Exploring Urban Residents’ Interest and Socio-ecological Value of Living Green Infrastructure in Philadelphia, PA

Authors: Annie Yachen Yuan*, University of Toronto - Mississauga, Tenley Conway, University of Toronto - Mississauga, Lara Roman, United States Department of Agriculture
Topics: Human-Environment Geography, Social Geography, Urban Geography
Keywords: Environmental knowledge, socio-environmental relationships, green infrastructure, private yards, Philadelphia
Session Type: Virtual Paper
Presentation File: No File Uploaded


Living green infrastructure (GI) is an emerging concept that refers to trees and other vegetated spaces that contribute human benefits through ecosystem services. Recently, living GI has been adopted in landscape planning and policy because it provides a natural-based solution for storm water management and many other critical ecosystem services.
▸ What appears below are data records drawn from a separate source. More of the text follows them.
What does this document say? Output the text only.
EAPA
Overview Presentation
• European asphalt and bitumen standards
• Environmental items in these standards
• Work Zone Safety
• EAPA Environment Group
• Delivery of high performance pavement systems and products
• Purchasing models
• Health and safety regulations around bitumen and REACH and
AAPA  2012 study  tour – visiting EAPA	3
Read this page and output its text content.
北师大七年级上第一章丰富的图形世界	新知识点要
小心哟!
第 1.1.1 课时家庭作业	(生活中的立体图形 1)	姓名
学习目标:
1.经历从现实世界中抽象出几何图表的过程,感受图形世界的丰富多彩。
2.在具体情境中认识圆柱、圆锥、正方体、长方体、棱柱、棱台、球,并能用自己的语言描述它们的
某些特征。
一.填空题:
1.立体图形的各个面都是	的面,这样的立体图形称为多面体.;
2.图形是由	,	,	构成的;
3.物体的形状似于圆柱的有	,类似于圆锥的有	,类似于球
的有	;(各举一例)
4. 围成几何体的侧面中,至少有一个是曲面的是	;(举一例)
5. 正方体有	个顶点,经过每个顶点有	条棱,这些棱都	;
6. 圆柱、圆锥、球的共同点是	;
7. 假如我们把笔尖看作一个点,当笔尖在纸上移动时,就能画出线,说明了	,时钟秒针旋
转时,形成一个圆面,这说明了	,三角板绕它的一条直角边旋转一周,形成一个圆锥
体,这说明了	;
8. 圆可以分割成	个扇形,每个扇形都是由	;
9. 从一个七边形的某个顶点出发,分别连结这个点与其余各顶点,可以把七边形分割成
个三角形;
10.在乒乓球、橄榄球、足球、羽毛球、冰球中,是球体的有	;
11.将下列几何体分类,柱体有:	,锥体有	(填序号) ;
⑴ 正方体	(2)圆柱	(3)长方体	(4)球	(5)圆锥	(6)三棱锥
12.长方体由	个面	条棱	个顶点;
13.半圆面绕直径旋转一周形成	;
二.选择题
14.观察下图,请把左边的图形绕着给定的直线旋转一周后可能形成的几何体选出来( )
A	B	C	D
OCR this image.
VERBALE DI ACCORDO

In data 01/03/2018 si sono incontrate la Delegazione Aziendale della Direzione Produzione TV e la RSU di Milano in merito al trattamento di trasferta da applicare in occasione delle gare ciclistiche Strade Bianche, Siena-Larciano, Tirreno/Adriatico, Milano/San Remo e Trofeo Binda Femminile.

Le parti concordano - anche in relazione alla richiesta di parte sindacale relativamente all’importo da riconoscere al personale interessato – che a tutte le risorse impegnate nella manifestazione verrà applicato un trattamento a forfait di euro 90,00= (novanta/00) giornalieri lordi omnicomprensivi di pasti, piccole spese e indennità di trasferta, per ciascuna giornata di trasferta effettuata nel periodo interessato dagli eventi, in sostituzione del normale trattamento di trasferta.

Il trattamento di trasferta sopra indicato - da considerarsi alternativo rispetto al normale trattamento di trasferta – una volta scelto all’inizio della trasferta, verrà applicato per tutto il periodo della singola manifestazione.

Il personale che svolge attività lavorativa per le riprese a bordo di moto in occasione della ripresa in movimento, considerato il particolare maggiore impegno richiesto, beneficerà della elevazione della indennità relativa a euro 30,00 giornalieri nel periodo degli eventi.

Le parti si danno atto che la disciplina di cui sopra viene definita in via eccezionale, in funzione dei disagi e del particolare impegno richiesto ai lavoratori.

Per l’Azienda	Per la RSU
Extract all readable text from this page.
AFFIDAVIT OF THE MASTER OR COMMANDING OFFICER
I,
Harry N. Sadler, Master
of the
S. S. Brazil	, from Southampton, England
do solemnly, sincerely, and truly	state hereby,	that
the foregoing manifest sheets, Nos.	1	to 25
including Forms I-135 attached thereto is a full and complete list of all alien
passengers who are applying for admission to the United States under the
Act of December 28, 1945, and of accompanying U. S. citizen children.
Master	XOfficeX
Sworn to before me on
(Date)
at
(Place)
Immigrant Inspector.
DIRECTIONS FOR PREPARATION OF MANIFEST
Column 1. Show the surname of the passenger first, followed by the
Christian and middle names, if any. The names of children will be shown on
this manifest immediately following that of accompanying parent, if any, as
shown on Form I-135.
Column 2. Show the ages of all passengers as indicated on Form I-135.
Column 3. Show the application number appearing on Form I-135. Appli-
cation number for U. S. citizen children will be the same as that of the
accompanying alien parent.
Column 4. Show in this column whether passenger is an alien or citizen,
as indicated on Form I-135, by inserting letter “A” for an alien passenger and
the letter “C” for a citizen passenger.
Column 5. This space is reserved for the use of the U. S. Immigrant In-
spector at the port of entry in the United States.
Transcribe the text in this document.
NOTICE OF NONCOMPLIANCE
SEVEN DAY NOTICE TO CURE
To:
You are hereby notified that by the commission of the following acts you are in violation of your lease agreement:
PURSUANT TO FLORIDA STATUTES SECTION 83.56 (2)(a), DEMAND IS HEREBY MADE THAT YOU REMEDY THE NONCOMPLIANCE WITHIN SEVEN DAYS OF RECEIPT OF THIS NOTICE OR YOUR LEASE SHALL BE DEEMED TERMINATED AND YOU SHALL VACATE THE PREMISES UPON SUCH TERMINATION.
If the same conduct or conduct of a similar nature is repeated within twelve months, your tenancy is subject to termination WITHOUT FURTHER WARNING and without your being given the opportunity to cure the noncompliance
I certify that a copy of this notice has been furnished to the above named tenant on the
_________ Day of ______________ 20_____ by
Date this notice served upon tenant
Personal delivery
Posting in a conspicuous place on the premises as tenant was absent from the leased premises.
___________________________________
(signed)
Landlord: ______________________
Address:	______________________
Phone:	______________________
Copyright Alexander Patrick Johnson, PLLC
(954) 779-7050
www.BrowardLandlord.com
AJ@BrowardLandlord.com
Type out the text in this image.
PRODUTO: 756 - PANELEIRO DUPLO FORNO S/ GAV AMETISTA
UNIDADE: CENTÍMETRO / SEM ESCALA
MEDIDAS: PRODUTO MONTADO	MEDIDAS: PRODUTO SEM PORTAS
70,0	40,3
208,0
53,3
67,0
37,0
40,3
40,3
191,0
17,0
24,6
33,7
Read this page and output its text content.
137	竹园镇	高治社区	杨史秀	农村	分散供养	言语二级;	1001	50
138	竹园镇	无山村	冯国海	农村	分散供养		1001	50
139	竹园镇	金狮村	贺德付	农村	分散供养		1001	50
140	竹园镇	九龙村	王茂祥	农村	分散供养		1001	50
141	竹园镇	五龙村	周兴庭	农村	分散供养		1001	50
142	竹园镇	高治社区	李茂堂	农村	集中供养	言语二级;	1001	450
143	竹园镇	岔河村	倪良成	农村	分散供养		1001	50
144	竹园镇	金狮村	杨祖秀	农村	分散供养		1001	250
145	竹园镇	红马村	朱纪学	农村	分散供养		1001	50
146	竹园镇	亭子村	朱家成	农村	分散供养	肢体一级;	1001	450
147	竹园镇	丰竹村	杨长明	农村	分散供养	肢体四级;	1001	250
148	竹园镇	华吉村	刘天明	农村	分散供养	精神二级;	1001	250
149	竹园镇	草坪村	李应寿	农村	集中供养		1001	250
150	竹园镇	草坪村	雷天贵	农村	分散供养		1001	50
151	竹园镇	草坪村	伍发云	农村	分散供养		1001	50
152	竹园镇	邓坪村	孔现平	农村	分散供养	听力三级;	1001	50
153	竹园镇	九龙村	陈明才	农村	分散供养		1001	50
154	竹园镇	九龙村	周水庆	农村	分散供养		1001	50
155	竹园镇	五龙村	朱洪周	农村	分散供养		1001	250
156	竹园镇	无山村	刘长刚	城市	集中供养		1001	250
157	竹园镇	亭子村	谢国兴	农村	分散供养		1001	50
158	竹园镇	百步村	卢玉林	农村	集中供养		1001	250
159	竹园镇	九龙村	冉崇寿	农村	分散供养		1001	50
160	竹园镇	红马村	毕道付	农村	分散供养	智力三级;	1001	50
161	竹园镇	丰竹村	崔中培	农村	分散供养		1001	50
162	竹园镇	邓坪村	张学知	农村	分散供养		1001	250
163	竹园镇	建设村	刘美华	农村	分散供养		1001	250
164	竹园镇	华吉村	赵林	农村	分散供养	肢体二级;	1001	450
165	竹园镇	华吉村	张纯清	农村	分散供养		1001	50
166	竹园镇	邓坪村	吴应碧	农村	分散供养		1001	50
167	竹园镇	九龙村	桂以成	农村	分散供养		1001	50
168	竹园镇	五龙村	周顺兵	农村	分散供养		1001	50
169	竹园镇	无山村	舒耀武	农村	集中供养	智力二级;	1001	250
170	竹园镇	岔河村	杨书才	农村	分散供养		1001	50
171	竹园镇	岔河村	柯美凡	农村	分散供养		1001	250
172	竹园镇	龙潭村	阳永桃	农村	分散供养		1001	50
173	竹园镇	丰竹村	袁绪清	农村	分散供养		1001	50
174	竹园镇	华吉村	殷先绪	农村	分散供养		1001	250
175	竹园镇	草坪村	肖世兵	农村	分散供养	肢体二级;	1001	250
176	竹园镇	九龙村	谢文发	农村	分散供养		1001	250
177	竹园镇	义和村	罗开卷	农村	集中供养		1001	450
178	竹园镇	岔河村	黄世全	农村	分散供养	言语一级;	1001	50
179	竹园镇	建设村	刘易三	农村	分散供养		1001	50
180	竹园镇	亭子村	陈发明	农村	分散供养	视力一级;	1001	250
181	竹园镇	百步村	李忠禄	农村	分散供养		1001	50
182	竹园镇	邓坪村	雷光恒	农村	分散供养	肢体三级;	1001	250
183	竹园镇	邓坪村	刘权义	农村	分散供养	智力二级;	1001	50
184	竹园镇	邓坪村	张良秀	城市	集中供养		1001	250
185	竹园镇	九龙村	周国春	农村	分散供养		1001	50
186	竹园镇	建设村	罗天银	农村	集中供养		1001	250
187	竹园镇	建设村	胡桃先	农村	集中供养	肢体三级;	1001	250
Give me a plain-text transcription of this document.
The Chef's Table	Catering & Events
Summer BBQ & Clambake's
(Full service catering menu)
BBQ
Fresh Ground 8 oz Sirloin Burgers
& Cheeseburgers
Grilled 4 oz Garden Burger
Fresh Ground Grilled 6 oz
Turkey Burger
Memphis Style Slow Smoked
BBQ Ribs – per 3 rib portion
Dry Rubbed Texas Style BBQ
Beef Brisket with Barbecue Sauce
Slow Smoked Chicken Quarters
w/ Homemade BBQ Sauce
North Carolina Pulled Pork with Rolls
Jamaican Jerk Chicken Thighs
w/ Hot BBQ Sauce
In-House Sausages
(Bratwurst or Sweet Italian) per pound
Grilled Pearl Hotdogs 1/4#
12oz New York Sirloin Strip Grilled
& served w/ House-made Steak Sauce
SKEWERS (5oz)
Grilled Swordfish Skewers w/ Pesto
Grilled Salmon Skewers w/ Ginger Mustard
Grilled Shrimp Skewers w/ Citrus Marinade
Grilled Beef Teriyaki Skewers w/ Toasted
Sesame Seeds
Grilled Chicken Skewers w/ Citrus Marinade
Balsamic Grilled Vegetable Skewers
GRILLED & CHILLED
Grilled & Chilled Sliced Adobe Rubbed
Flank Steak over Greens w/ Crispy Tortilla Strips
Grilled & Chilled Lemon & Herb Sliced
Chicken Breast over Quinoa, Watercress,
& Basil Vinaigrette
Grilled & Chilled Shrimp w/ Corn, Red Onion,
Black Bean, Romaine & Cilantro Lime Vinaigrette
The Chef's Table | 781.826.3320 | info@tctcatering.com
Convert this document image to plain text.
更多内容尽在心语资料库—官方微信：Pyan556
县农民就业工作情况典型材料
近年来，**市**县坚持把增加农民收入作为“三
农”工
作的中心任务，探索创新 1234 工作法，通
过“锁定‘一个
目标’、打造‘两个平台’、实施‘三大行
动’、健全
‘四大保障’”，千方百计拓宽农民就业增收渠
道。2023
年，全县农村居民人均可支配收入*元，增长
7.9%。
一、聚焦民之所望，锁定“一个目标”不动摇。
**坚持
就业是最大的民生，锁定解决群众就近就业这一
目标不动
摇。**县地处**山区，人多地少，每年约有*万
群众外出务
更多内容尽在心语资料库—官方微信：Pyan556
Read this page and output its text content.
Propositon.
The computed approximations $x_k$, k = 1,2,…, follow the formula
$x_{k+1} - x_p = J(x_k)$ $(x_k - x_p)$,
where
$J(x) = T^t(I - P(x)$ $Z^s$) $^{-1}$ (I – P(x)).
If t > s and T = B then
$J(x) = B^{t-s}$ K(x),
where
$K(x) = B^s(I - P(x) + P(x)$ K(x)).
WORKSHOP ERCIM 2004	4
Public awareness and involvement are essential for GI development and policy implementation, but knowledge of GI is mostly shared within professional fields with few studies examine residents’ knowledge and attitudes towards GI. We surveyed residents living in the City of Philadelphia, about environmental concerns to identify barriers and opportunities to GI installation and its long-term management. The project explores the following questions: (1) What knowledge do residents have about the concept of GI and specific local programs that promote GI? (2) Do GI program participants value GI differently than the general public? (3) What opportunities exist to promote public involvement in GI development? Results indicate that residents’ knowledge of living GI is limited and most also have relatively minimal concerns about urban flooding, the main focus of Philadelphia’s GI programs. GI program participants are not only more likely to have multiple GI features (e.g., trees, rain gardens, pollinator gardens) on their property than residents who have not participated in GI programs, but also are more likely to intend to install additional GI features in the future. The presentation will end with a discussion of the implication of these findings in the context of opportunities for GI expansion in residential landscapes.